12 – Journal du Nigéria – Lettre du 23 décembre 1987

Chère maman
On s’est bien amusés à lire ta dernière lettre qu’il fallait tourner dans tous les sens. Jacques prétend que sa prochaine lettre sera écrite en rond… il faudrait déjà qu’il y ait une première. Je me plais à imaginer quelle forme aura la première de Papa …. En tout cas je vois Maman qu’il ne t’a pas fallu longtemps pour retrouver ton énergie. Les palmes académiques ! Diantre quelle reconnaissance pour tes années de recherche. Dans ce monde d’hommes de sciences construit pour et par les hommes, je félicite une des rares femmes de sa génération qui ait su si bien s’imposer. Tu dis que tu avais été sélectionnée pour être en tête du défilé. Est-ce que cela veut dire que Papa a dû marcher loin, loin derrière toi ? J’espère que non quand même.
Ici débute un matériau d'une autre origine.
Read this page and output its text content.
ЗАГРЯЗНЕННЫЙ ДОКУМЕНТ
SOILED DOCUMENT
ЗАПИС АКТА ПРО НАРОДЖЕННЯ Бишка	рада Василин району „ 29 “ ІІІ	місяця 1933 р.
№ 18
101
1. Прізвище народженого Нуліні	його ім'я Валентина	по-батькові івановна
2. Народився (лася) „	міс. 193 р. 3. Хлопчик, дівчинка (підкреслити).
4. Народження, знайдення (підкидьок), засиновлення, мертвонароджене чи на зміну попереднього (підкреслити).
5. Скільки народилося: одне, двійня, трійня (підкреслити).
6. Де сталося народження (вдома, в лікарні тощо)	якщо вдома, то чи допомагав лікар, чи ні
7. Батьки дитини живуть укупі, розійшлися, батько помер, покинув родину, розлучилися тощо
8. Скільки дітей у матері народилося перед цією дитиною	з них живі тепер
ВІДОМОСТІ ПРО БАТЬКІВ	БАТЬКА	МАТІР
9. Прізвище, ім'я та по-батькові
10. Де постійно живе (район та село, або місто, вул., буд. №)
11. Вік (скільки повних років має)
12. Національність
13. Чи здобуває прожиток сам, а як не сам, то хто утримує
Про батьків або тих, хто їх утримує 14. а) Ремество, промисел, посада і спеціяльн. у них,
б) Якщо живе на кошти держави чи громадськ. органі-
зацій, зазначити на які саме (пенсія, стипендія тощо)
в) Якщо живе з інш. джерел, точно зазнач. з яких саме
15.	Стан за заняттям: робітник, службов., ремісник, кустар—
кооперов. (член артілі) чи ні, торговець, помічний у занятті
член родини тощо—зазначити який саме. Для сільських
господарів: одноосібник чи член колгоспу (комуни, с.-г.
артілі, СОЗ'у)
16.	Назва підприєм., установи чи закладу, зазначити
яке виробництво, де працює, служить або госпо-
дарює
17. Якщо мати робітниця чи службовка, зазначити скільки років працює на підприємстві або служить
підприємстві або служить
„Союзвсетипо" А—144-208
Bravo Maman. Tu es un bel exemple pour tes filles et petites filles. C’est une des raisons pour lesquelles je m’acharne tant à trouver un boulot dans un lieu où toute activité professionnelle féminine autre que prof semble proscrite.
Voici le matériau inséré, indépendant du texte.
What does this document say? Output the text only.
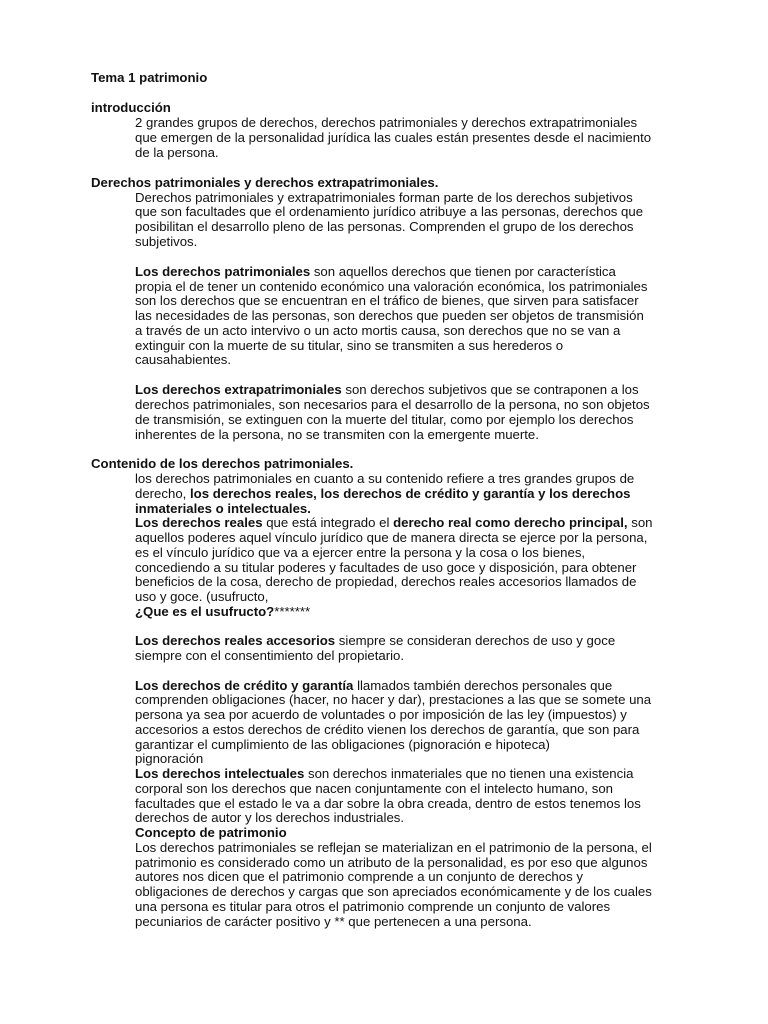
Tema 1 patrimonio
introducción
2 grandes grupos de derechos, derechos patrimoniales y derechos extrapatrimoniales
que emergen de la personalidad jurídica las cuales están presentes desde el nacimiento
de la persona.
Derechos patrimoniales y derechos extrapatrimoniales.
Derechos patrimoniales y extrapatrimoniales forman parte de los derechos subjetivos
que son facultades que el ordenamiento jurídico atribuye a las personas, derechos que
posibilitan el desarrollo pleno de las personas. Comprenden el grupo de los derechos
subjetivos.
Los derechos patrimoniales son aquellos derechos que tienen por característica
propia el de tener un contenido económico una valoración económica, los patrimoniales
son los derechos que se encuentran en el tráfico de bienes, que sirven para satisfacer
las necesidades de las personas, son derechos que pueden ser objetos de transmisión
a través de un acto intervivo o un acto mortis causa, son derechos que no se van a
extinguir con la muerte de su titular, sino se transmiten a sus herederos o
causahabientes.
Los derechos extrapatrimoniales son derechos subjetivos que se contraponen a los
derechos patrimoniales, son necesarios para el desarrollo de la persona, no son objetos
de transmisión, se extinguen con la muerte del titular, como por ejemplo los derechos
inherentes de la persona, no se transmiten con la emergente muerte.
Contenido de los derechos patrimoniales.
los derechos patrimoniales en cuanto a su contenido refiere a tres grandes grupos de
derecho, los derechos reales, los derechos de crédito y garantía y los derechos
inmateriales o intelectuales.
Los derechos reales que está integrado el derecho real como derecho principal, son
aquellos poderes aquel vínculo jurídico que de manera directa se ejerce por la persona,
es el vínculo jurídico que va a ejercer entre la persona y la cosa o los bienes,
concediendo a su titular poderes y facultades de uso goce y disposición, para obtener
beneficios de la cosa, derecho de propiedad, derechos reales accesorios llamados de
uso y goce. (usufructo,
¿Que es el usufructo?*******
Los derechos reales accesorios siempre se consideran derechos de uso y goce
siempre con el consentimiento del propietario.
Los derechos de crédito y garantía llamados también derechos personales que
comprenden obligaciones (hacer, no hacer y dar), prestaciones a las que se somete una
persona ya sea por acuerdo de voluntades o por imposición de las ley (impuestos) y
accesorios a estos derechos de crédito vienen los derechos de garantía, que son para
garantizar el cumplimiento de las obligaciones (pignoración e hipoteca)
pignoración
Los derechos intelectuales son derechos inmateriales que no tienen una existencia
corporal son los derechos que nacen conjuntamente con el intelecto humano, son
facultades que el estado le va a dar sobre la obra creada, dentro de estos tenemos los
derechos de autor y los derechos industriales.
Concepto de patrimonio
Los derechos patrimoniales se reflejan se materializan en el patrimonio de la persona, el
patrimonio es considerado como un atributo de la personalidad, es por eso que algunos
autores nos dicen que el patrimonio comprende a un conjunto de derechos y
obligaciones de derechos y cargas que son apreciados económicamente y de los cuales
una persona es titular para otros el patrimonio comprende un conjunto de valores
pecuniarios de carácter positivo y ** que pertenecen a una persona.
Et oui, à part l’enseignement, il n’y a qu’une raison qui justifie la présence des femmes ici : accompagner son mari. A noter qu’aucun mari n’accompagne son épouse
Celles qui sont fans de sports ou de musique ne s’en sortent pas trop mal. Les autres survivent en fondant des ateliers patchwork, de tricot, de macramé ou de fabrication de poupées en coton. Cela donne l’occasion d’organiser des ventes de charité et des après-midis goûter pour préparer ces ventes de charité. Il y a aussi la journée bibliothèque où je vais prendre des livres mais aussi « faire l’aimable » comme dit un ami.
Certaines vont de temps à autres à l’orphelinat. Elles bercent les enfants quelques temps. Mais je doute que ce passage irrégulier fasse beaucoup de bien aux enfants et rendent vraiment service aux nurses. Mais cela donne l’occasion à ces dames de tenir une peu de vie entre les mains pour égayer la leur.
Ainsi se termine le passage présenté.